勢い余って、こう返信してしまったのである。私としては、暴言ではあったが激励の言葉として受け止め、しかし少しばかり無礼な内容だったから、返す刀で同じ言葉を使ったまでなのだが、これがだいぶ炎上してしまった。

残念ながら、私に「豚野郎」と送ってきた方はアカウントが凍結されてしまい、いまは原文を見ることはできないが、実は「さっさと現場にいけ!」と檄を飛ばしてくれる視聴者の方は、とても貴重である。これは本音だ。だから私も悪ノリして「豚野郎」と返してしまったが、内心激励された気分だったのである。しかし、ここからが本題だ。

このポストにはたくさんの返信がついたのだが、その中に「CGを使うなよ」「どうせ落ち着いてから行くんだろ」といった内容が混じっていた。現場取材にいかず、戦争をCGで描いてコタツで記事を書くとでも、本当に思っているのだろうか。

こうした人たちは、私を以前からフォローしていて、これまで伝えてきた内容を見てきたであろう人たちだ。にも関わらず、荒唐無稽な批判を言葉に出し、またその発信に「いいね」が付く。

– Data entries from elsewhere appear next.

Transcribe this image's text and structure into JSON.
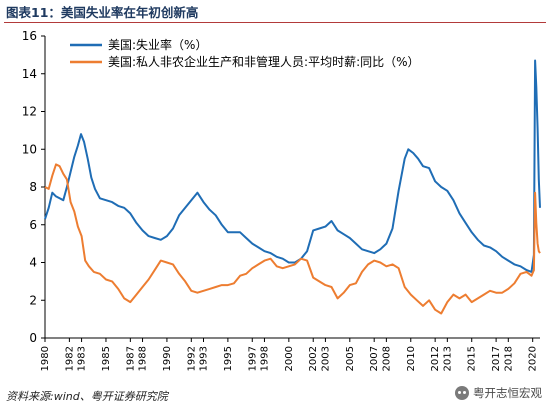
{
  "figure": {
    "title": "图表11：美国失业率在年初创新高",
    "source": "资料来源:wind、粤开证券研究院",
    "watermark": "粤开志恒宏观"
  },
  "colors": {
    "unemployment": "#1f6db5",
    "wages": "#ed7d31"
  },
  "chart_data": {
    "type": "line",
    "legend_placement": "top-left",
    "grid": false,
    "ylim": [
      0,
      16
    ],
    "yticks": [
      0,
      2,
      4,
      6,
      8,
      10,
      12,
      14,
      16
    ],
    "xlim": [
      1980,
      2020.6
    ],
    "xticks": [
      1980,
      1982,
      1983,
      1985,
      1987,
      1988,
      1990,
      1992,
      1993,
      1995,
      1997,
      1998,
      2000,
      2002,
      2003,
      2005,
      2007,
      2008,
      2010,
      2012,
      2013,
      2015,
      2017,
      2018,
      2020
    ],
    "series": [
      {
        "name": "美国:失业率（%）",
        "color": "#1f6db5",
        "points": [
          [
            1980.0,
            6.3
          ],
          [
            1980.3,
            6.9
          ],
          [
            1980.6,
            7.7
          ],
          [
            1980.9,
            7.5
          ],
          [
            1981.2,
            7.4
          ],
          [
            1981.5,
            7.3
          ],
          [
            1981.8,
            8.0
          ],
          [
            1982.1,
            8.8
          ],
          [
            1982.4,
            9.6
          ],
          [
            1982.7,
            10.2
          ],
          [
            1982.95,
            10.8
          ],
          [
            1983.2,
            10.4
          ],
          [
            1983.5,
            9.5
          ],
          [
            1983.8,
            8.5
          ],
          [
            1984.1,
            7.9
          ],
          [
            1984.5,
            7.4
          ],
          [
            1985.0,
            7.3
          ],
          [
            1985.5,
            7.2
          ],
          [
            1986.0,
            7.0
          ],
          [
            1986.5,
            6.9
          ],
          [
            1987.0,
            6.6
          ],
          [
            1987.5,
            6.1
          ],
          [
            1988.0,
            5.7
          ],
          [
            1988.5,
            5.4
          ],
          [
            1989.0,
            5.3
          ],
          [
            1989.5,
            5.2
          ],
          [
            1990.0,
            5.4
          ],
          [
            1990.5,
            5.8
          ],
          [
            1991.0,
            6.5
          ],
          [
            1991.5,
            6.9
          ],
          [
            1992.0,
            7.3
          ],
          [
            1992.5,
            7.7
          ],
          [
            1993.0,
            7.2
          ],
          [
            1993.5,
            6.8
          ],
          [
            1994.0,
            6.5
          ],
          [
            1994.5,
            6.0
          ],
          [
            1995.0,
            5.6
          ],
          [
            1995.5,
            5.6
          ],
          [
            1996.0,
            5.6
          ],
          [
            1996.5,
            5.3
          ],
          [
            1997.0,
            5.0
          ],
          [
            1997.5,
            4.8
          ],
          [
            1998.0,
            4.6
          ],
          [
            1998.5,
            4.5
          ],
          [
            1999.0,
            4.3
          ],
          [
            1999.5,
            4.2
          ],
          [
            2000.0,
            4.0
          ],
          [
            2000.5,
            4.0
          ],
          [
            2001.0,
            4.2
          ],
          [
            2001.5,
            4.6
          ],
          [
            2002.0,
            5.7
          ],
          [
            2002.5,
            5.8
          ],
          [
            2003.0,
            5.9
          ],
          [
            2003.5,
            6.2
          ],
          [
            2004.0,
            5.7
          ],
          [
            2004.5,
            5.5
          ],
          [
            2005.0,
            5.3
          ],
          [
            2005.5,
            5.0
          ],
          [
            2006.0,
            4.7
          ],
          [
            2006.5,
            4.6
          ],
          [
            2007.0,
            4.5
          ],
          [
            2007.5,
            4.7
          ],
          [
            2008.0,
            5.0
          ],
          [
            2008.5,
            5.8
          ],
          [
            2009.0,
            7.8
          ],
          [
            2009.5,
            9.5
          ],
          [
            2009.8,
            10.0
          ],
          [
            2010.2,
            9.8
          ],
          [
            2010.6,
            9.5
          ],
          [
            2011.0,
            9.1
          ],
          [
            2011.5,
            9.0
          ],
          [
            2012.0,
            8.3
          ],
          [
            2012.5,
            8.0
          ],
          [
            2013.0,
            7.8
          ],
          [
            2013.5,
            7.3
          ],
          [
            2014.0,
            6.6
          ],
          [
            2014.5,
            6.1
          ],
          [
            2015.0,
            5.6
          ],
          [
            2015.5,
            5.2
          ],
          [
            2016.0,
            4.9
          ],
          [
            2016.5,
            4.8
          ],
          [
            2017.0,
            4.6
          ],
          [
            2017.5,
            4.3
          ],
          [
            2018.0,
            4.1
          ],
          [
            2018.5,
            3.9
          ],
          [
            2019.0,
            3.8
          ],
          [
            2019.5,
            3.6
          ],
          [
            2019.9,
            3.5
          ],
          [
            2020.1,
            4.4
          ],
          [
            2020.2,
            14.7
          ],
          [
            2020.3,
            13.3
          ],
          [
            2020.4,
            11.1
          ],
          [
            2020.5,
            8.4
          ],
          [
            2020.6,
            6.9
          ]
        ]
      },
      {
        "name": "美国:私人非农企业生产和非管理人员:平均时薪:同比（%）",
        "color": "#ed7d31",
        "points": [
          [
            1980.0,
            8.0
          ],
          [
            1980.3,
            7.9
          ],
          [
            1980.6,
            8.6
          ],
          [
            1980.9,
            9.2
          ],
          [
            1981.2,
            9.1
          ],
          [
            1981.5,
            8.7
          ],
          [
            1981.8,
            8.4
          ],
          [
            1982.1,
            7.2
          ],
          [
            1982.4,
            6.7
          ],
          [
            1982.7,
            5.9
          ],
          [
            1983.0,
            5.4
          ],
          [
            1983.3,
            4.1
          ],
          [
            1983.6,
            3.8
          ],
          [
            1984.0,
            3.5
          ],
          [
            1984.5,
            3.4
          ],
          [
            1985.0,
            3.1
          ],
          [
            1985.5,
            3.0
          ],
          [
            1986.0,
            2.6
          ],
          [
            1986.5,
            2.1
          ],
          [
            1987.0,
            1.9
          ],
          [
            1987.5,
            2.3
          ],
          [
            1988.0,
            2.7
          ],
          [
            1988.5,
            3.1
          ],
          [
            1989.0,
            3.6
          ],
          [
            1989.5,
            4.1
          ],
          [
            1990.0,
            4.0
          ],
          [
            1990.5,
            3.9
          ],
          [
            1991.0,
            3.4
          ],
          [
            1991.5,
            3.0
          ],
          [
            1992.0,
            2.5
          ],
          [
            1992.5,
            2.4
          ],
          [
            1993.0,
            2.5
          ],
          [
            1993.5,
            2.6
          ],
          [
            1994.0,
            2.7
          ],
          [
            1994.5,
            2.8
          ],
          [
            1995.0,
            2.8
          ],
          [
            1995.5,
            2.9
          ],
          [
            1996.0,
            3.3
          ],
          [
            1996.5,
            3.4
          ],
          [
            1997.0,
            3.7
          ],
          [
            1997.5,
            3.9
          ],
          [
            1998.0,
            4.1
          ],
          [
            1998.5,
            4.2
          ],
          [
            1999.0,
            3.8
          ],
          [
            1999.5,
            3.7
          ],
          [
            2000.0,
            3.8
          ],
          [
            2000.5,
            3.9
          ],
          [
            2001.0,
            4.2
          ],
          [
            2001.5,
            4.1
          ],
          [
            2002.0,
            3.2
          ],
          [
            2002.5,
            3.0
          ],
          [
            2003.0,
            2.8
          ],
          [
            2003.5,
            2.7
          ],
          [
            2004.0,
            2.1
          ],
          [
            2004.5,
            2.4
          ],
          [
            2005.0,
            2.8
          ],
          [
            2005.5,
            2.9
          ],
          [
            2006.0,
            3.5
          ],
          [
            2006.5,
            3.9
          ],
          [
            2007.0,
            4.1
          ],
          [
            2007.5,
            4.0
          ],
          [
            2008.0,
            3.8
          ],
          [
            2008.5,
            3.9
          ],
          [
            2009.0,
            3.7
          ],
          [
            2009.5,
            2.7
          ],
          [
            2010.0,
            2.3
          ],
          [
            2010.5,
            2.0
          ],
          [
            2011.0,
            1.7
          ],
          [
            2011.5,
            2.0
          ],
          [
            2012.0,
            1.5
          ],
          [
            2012.5,
            1.3
          ],
          [
            2013.0,
            1.9
          ],
          [
            2013.5,
            2.3
          ],
          [
            2014.0,
            2.1
          ],
          [
            2014.5,
            2.3
          ],
          [
            2015.0,
            1.9
          ],
          [
            2015.5,
            2.1
          ],
          [
            2016.0,
            2.3
          ],
          [
            2016.5,
            2.5
          ],
          [
            2017.0,
            2.4
          ],
          [
            2017.5,
            2.4
          ],
          [
            2018.0,
            2.6
          ],
          [
            2018.5,
            2.9
          ],
          [
            2019.0,
            3.4
          ],
          [
            2019.5,
            3.5
          ],
          [
            2019.9,
            3.3
          ],
          [
            2020.1,
            3.6
          ],
          [
            2020.2,
            7.7
          ],
          [
            2020.3,
            6.1
          ],
          [
            2020.4,
            5.0
          ],
          [
            2020.5,
            4.6
          ],
          [
            2020.6,
            4.5
          ]
        ]
      }
    ]
  }
}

遺伝子レベルにまで染み込んでしまった根拠なきメディア不信と、“アルゴリズム”(注)によって侵食された言論空間が、そこには広がっていた。

(注)ここで言う“アルゴリズム”とは、Gooogleなどでの検索アルゴリズムやXなどでのSNSアルゴリズムのこと。機械学習したプログラムが、ユーザー個人個人の嗜好などに合わせた情報、動画や画像、広告などを優先的に表示する仕組みを指す。